Sono tanti i campi nei quali si stanno sperimentando azioni di promozione e difesa del territorio. Pensiamo, per esempio, alle tantissime aziende agricole che ruotano intorno all’agricoltura biologica; pensiamo alle battaglie culturali volte alla riduzione degli sprechi alimentari e a una cultura del cibo più sana; pensiamo all’impegno concreto di amministrazioni locali anche piccole per sperimentare modi di agire e prassi più virtuose.

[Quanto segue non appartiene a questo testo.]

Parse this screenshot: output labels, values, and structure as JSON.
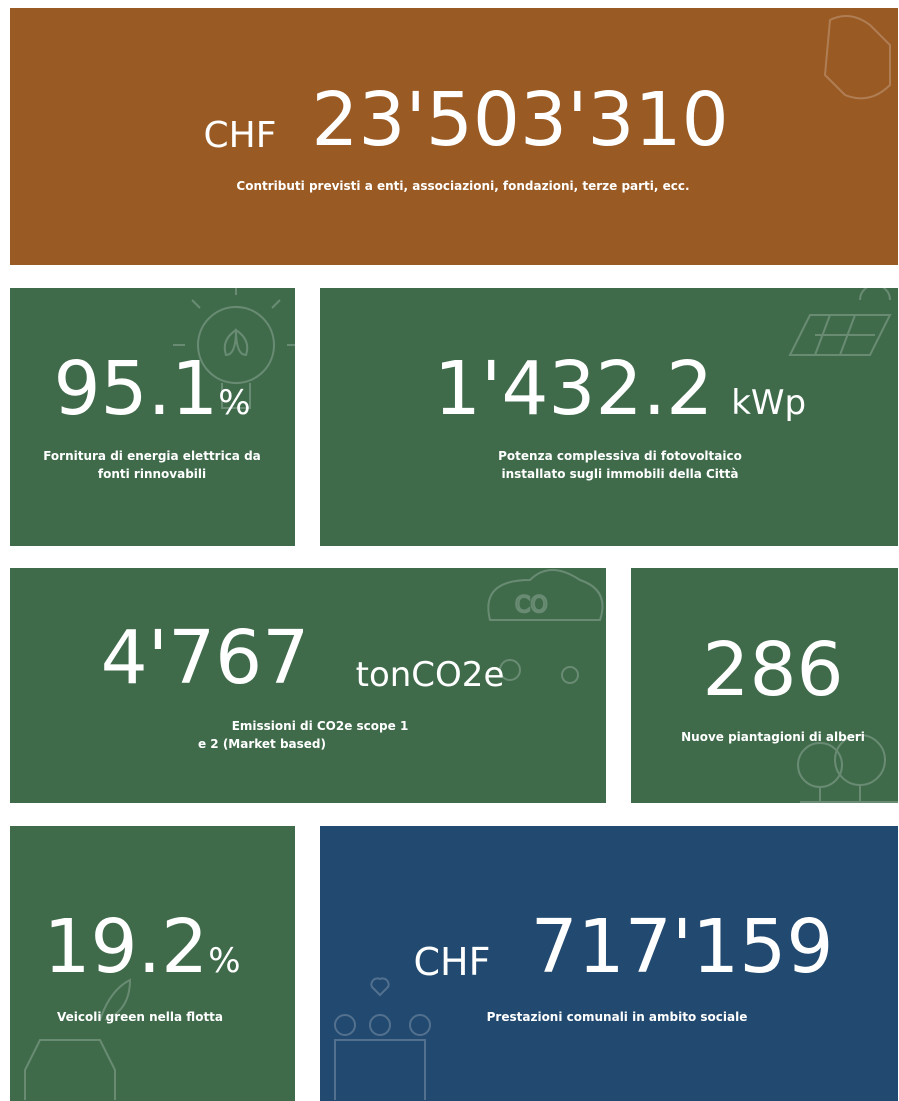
{
  "tiles": [
    {
      "prefix": "CHF",
      "value": "23'503'310",
      "caption": [
        "Contributi previsti a enti, associazioni, fondazioni, terze parti, ecc."
      ]
    },
    {
      "value": "95.1",
      "unit": "%",
      "caption": [
        "Fornitura di energia elettrica da",
        "fonti rinnovabili"
      ]
    },
    {
      "value": "1'432.2",
      "unit": "kWp",
      "caption": [
        "Potenza complessiva di fotovoltaico",
        "installato sugli immobili della Città"
      ]
    },
    {
      "value": "4'767",
      "unit": "tonCO2e",
      "caption": [
        "Emissioni di CO2e scope 1",
        "e 2 (Market based)"
      ]
    },
    {
      "value": "286",
      "caption": [
        "Nuove piantagioni di alberi"
      ]
    },
    {
      "value": "19.2",
      "unit": "%",
      "caption": [
        "Veicoli green nella flotta"
      ]
    },
    {
      "prefix": "CHF",
      "value": "717'159",
      "caption": [
        "Prestazioni comunali in ambito sociale"
      ]
    }
  ]
}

La più grande difficoltà di queste esperienze è quella di fare massa critica, di superare la soglia della testimonianza per diventare cultura diffusa, di riuscire ad avere impatti sui territori decisivi per la loro crescita, di diventare sintesi politica che orienti l’azione locale. Senza la possibilità concreta di spezzare alcuni meccanismi perversi (come l’uso improprio degli oneri di urbanizzazione, i vincoli del patto di stabilità, una frammentazione amministrativa che impedisce ogni cooperazione locale), sarà difficile immaginare cambi di rotta.

In questo compito sarà sempre più necessario allargare lo spettro degli attori coinvolti: c’è bisogno di un maggiore impegno della componente politica ma anche delle istituzioni educative e di formazione, è necessario un maggior coinvolgimento del mondo dell’impresa e degli attori economici. Soltanto un impegno condiviso di tutte le parti consentirà di trasformare azioni pilota e isolate in uno stile di azione che diventa costume e cultura condivisa.

Bibliografia essenziale

Boatti G., Un paese ben coltivato. Viaggio nell’Italia che torna alla terra e, forse a se stessa, Laterza, Roma-Bari, 2014.
Cresme, Rapporto 2013.
Finiguerra D., 8 mq al secondo. Salvare l’Italia dall’asfalto e dal cemento, Emi, 2014.
Granata E., Terra 2.0. Guida per cittadini ecosostenibili, Città Nuova, 2015.
Granata E., Chi semina e chi raccoglie. Per una nuova cultura del paesaggio, Fondazione Tertio Millennio, Roma, 2014.
Granata E., “Ricomporre i frammenti: paesaggio, relazioni, cultura civile”, in Gabrielli G., (a cura di), Territori, città, imprese: smart o accoglienti?, Franco Angeli, Milano, 2014.
Ispra, Il consumo di suolo in Italia, 2015.
Legambiente, Rapporto Ecomafia, 2014.
Martinelli L., Salviamo il paesaggio!, Altreconomia, Milano, 2013
Pileri P., Granata E., Amor loci. Suolo, ambiente, cultura civile, Raffaello Cortina, Milano, 2012.
Pileri P., Cosa c’è sotto. Il suolo, i suoi segreti, le ragioni per difenderlo, Altreconomia, 2015.
Settis S., Paesaggio. Costituzione. Cemento. La battaglia per l’ambiente contro il degrado civile, Einaudi, Torino, 2010.